Theralase Technologies Inc. V.TLT

Phototherapy involves the use of light to treat disease. Photodynamic therapy (PDT) and photothermal therapy (PTT) are specialized forms of phototherapy that employ a light-responsive molecule to create reactive oxygen species (ROS) or heat, respectively, to treat cancer. In contrast to traditional chemotherapy, PDT/PTT is highly selective because light can be delivered specifically at the tumor and thus confines the toxicity to the tumor. The widespread use of PDT for cancer treatment has been limited, in part, by the drawbacks associated with the photosensitizing molecules approved for this therapy. They tend to require shorter wavelengths of light that do not penetrate tissue as well as near-infrared light, cannot treat oxygen-deprived tumors, cause prolonged cutaneous sensitivity to sunlight, and are poorly soluble in aqueous solutions. PDT could become more widely available as an adjuvant cancer therapy if better photosensitizers can be developed. This project will address some of these challenges with novel photosensitizers based on the transition metal iridium (Ir). These new molecules will be activatable with near-infrared light and able to generate ROS even when tumors oxygenation is low. The proposed Ir molecules are unique in that they are equipped with special functional groups designed to shift the activation wavelength of the molecules into the near-infrared while maintaining good ROS generation efficiency. Meanwhile, these near-infrared absorbing Ir molecules will also produce heat that will further maintain phototoxic effects in the absence of oxygen through PTT. The combination of PDT with PTT could significantly enhance the cancer treatment efficiency, especially toward oxygen-deficient tumors.
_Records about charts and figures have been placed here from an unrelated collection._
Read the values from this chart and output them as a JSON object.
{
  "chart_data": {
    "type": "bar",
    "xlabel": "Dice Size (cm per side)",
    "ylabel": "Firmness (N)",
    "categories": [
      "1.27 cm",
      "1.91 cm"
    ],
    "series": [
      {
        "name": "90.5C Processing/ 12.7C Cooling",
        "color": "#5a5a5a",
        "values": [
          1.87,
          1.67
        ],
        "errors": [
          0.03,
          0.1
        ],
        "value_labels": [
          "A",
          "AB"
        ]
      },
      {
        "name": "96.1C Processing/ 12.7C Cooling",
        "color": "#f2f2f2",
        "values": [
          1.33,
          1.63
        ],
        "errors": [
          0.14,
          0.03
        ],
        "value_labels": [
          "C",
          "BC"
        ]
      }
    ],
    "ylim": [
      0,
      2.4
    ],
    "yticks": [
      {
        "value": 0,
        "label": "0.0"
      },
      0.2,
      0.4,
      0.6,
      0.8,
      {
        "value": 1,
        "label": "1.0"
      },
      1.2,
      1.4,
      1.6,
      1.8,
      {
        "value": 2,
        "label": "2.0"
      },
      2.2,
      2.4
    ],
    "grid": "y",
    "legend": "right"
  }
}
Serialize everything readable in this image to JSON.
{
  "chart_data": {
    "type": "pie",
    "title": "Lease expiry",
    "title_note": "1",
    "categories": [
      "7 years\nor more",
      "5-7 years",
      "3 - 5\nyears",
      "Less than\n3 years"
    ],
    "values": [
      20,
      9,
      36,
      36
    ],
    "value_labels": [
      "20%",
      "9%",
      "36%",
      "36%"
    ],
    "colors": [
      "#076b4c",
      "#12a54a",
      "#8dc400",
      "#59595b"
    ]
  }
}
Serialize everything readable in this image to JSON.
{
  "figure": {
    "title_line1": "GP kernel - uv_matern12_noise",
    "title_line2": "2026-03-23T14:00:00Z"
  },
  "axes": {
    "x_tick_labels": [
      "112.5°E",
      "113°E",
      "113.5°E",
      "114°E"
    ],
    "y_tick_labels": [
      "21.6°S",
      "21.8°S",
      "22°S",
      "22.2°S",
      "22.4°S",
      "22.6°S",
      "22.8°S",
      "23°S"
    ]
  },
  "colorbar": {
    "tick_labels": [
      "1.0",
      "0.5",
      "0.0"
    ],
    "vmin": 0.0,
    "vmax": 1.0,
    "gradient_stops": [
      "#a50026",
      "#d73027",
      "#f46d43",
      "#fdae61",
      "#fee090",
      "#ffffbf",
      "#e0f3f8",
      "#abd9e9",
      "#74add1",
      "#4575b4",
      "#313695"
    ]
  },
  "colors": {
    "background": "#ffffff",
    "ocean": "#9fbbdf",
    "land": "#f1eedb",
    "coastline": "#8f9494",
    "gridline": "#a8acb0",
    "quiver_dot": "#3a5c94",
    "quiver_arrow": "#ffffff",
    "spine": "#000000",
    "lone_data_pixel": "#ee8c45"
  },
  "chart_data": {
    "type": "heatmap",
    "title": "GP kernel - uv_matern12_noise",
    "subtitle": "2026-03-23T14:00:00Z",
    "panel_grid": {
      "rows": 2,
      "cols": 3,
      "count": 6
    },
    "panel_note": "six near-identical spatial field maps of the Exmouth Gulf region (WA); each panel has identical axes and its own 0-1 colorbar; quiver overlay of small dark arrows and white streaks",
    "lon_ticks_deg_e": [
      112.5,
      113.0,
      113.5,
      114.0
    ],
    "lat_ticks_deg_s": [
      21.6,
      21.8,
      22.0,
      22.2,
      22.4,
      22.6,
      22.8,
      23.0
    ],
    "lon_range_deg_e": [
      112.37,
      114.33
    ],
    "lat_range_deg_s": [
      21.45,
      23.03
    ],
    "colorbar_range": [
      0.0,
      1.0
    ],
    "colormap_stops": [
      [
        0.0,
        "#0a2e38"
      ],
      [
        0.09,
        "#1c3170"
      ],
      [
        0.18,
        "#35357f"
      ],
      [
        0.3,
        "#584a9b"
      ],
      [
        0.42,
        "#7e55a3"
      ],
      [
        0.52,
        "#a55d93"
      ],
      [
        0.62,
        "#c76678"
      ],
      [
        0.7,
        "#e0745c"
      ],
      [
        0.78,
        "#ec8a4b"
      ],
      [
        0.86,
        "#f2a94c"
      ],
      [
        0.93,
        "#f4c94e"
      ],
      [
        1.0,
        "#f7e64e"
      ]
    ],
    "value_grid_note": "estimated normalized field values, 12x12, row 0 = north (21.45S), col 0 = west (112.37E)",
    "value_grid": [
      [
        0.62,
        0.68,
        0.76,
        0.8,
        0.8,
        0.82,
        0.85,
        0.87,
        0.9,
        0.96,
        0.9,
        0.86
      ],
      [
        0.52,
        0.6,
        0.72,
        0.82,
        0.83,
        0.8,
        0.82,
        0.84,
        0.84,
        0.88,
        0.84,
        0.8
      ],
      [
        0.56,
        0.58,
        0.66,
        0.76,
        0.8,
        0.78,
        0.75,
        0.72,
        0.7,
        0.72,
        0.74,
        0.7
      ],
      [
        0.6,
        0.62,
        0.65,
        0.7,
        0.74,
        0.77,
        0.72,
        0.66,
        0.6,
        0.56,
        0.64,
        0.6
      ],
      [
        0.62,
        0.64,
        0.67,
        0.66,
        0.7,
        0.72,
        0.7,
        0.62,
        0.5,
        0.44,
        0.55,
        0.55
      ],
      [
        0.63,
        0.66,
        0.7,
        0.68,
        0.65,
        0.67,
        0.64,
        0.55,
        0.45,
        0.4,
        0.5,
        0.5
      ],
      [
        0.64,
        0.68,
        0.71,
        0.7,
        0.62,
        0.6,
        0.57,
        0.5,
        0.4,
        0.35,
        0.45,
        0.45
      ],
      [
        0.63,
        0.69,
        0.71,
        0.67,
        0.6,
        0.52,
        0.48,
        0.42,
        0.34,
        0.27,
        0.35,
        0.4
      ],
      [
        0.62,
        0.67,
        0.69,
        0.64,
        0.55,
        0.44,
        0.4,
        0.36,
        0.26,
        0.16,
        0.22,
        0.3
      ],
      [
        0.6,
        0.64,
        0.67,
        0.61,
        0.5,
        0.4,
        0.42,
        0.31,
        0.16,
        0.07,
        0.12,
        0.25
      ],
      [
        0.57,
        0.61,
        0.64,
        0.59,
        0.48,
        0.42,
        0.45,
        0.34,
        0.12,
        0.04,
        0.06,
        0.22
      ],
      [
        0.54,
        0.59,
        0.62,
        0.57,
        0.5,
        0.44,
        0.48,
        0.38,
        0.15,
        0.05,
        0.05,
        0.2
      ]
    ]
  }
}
In addition, folic acid will be attached to the Ir molecules for added discrimination for certain types of tumors, such as triple negative breast cancer.

 

The proposed research and educational and outreach activities will boost biomaterials research at North Dakota State University (NDSU) and the University of Texas at Arlington (UTA), and will have broader impacts on the biomedical field in general. The scientific community will benefit from a deeper understanding of heavy transition-metal complexes and their application as near-infrared photosensitizers in the field of phototherapy. The interdisciplinary nature of this project will provide the involved graduate and undergraduate students with training opportunities in synthesis, spectroscopy, and photobiology, which will prepare these students for the future biomaterials workforce. The proposed outreach activities involve/expose tribal college students, high school students, and underrepresented African American/Hispanic students in/to modern biomaterial research and technology transfer, which will increase the diversity of the future workforce in biomaterials field. The two female PIs can serve as role models for female students and encourage more female students to pursue scientific careers.

 

Technical Summary

 

This project aims to develop dual-action novel Ir(III) complex photosensitizers (PSs) for combined photodynamic therapy (PDT) and photothermal therapy (PTT) of cancers. The proposed PSs are bis-terpyridine Ir(III) complexes equipped with a chalcogenophene-substituted diketopyrrolopyrrole (DPP) unit and folic acid. These PSs will be NIR (700-850 nm) activatable, exhibit cancer-specific targeting, and generate efficient ROS and/or hyperthermia for treating hypoxic solid tumors such as triple negative breast cancer (TNBC). The PIs posit that attaching a chalcogenophene-substituted DPP motif to one of the terpyridine ligands will shift the absorption of the PSs to the NIR regions while maintaining the long-lived DPP localized 3pi,pi* state as the lowest-energy triplet excited state. It is anticipated that the long-lived triplet state will provide sufficient time for bimolecular interactions with oxygen for efficient ROS generation even under hypoxia. In addition, the strong NIR absorbing PSs are expected to generate hyperthermia effects for PTT as an alternate relaxation pathway due to the much lower-energy triplet states associated with NIR PSs. The combination of PDT with PTT could significantly enhance the cancer treatment efficiency, especially toward hypoxic tumors. Folic acid will be introduced to the other terpyridine ligand for specific targeting of cancers with overexpressed folic acid receptors. The photophysics of these new and improved Ir(III) PSs will be systematically investigated according to their absorption and emission profiles and triplet excited state lifetimes. The effectiveness of the proposed PSs as in vitro PDT/PTT agents and the photosensitization mechanism(s) and subcellular targets will be explored using the TNBC MDA-MB-231 cell line. The proposal addresses the major challenges to current PS development, i.e. high dark toxicity, inability to be activated by tissue penetrating NIR light, low ROS generation efficiency in hypoxic solid tumors, low cancer selectivity, and water insolubility. The success of this study could benefit the biomedical field of phototherapy by providing a deeper understanding of heavy transition-metal complexes and their application as NIR PSs, which would eventually enable PDT/PTT to be applied to deep-seated, high-volume tumors, leading to more effective cancer therapies for some hard-to-treat solid tumors, such as TNBC.

 

This award reflects NSF's statutory mission and has been deemed worthy of support through evaluation using the Foundation's intellectual merit and broader impacts review criteria.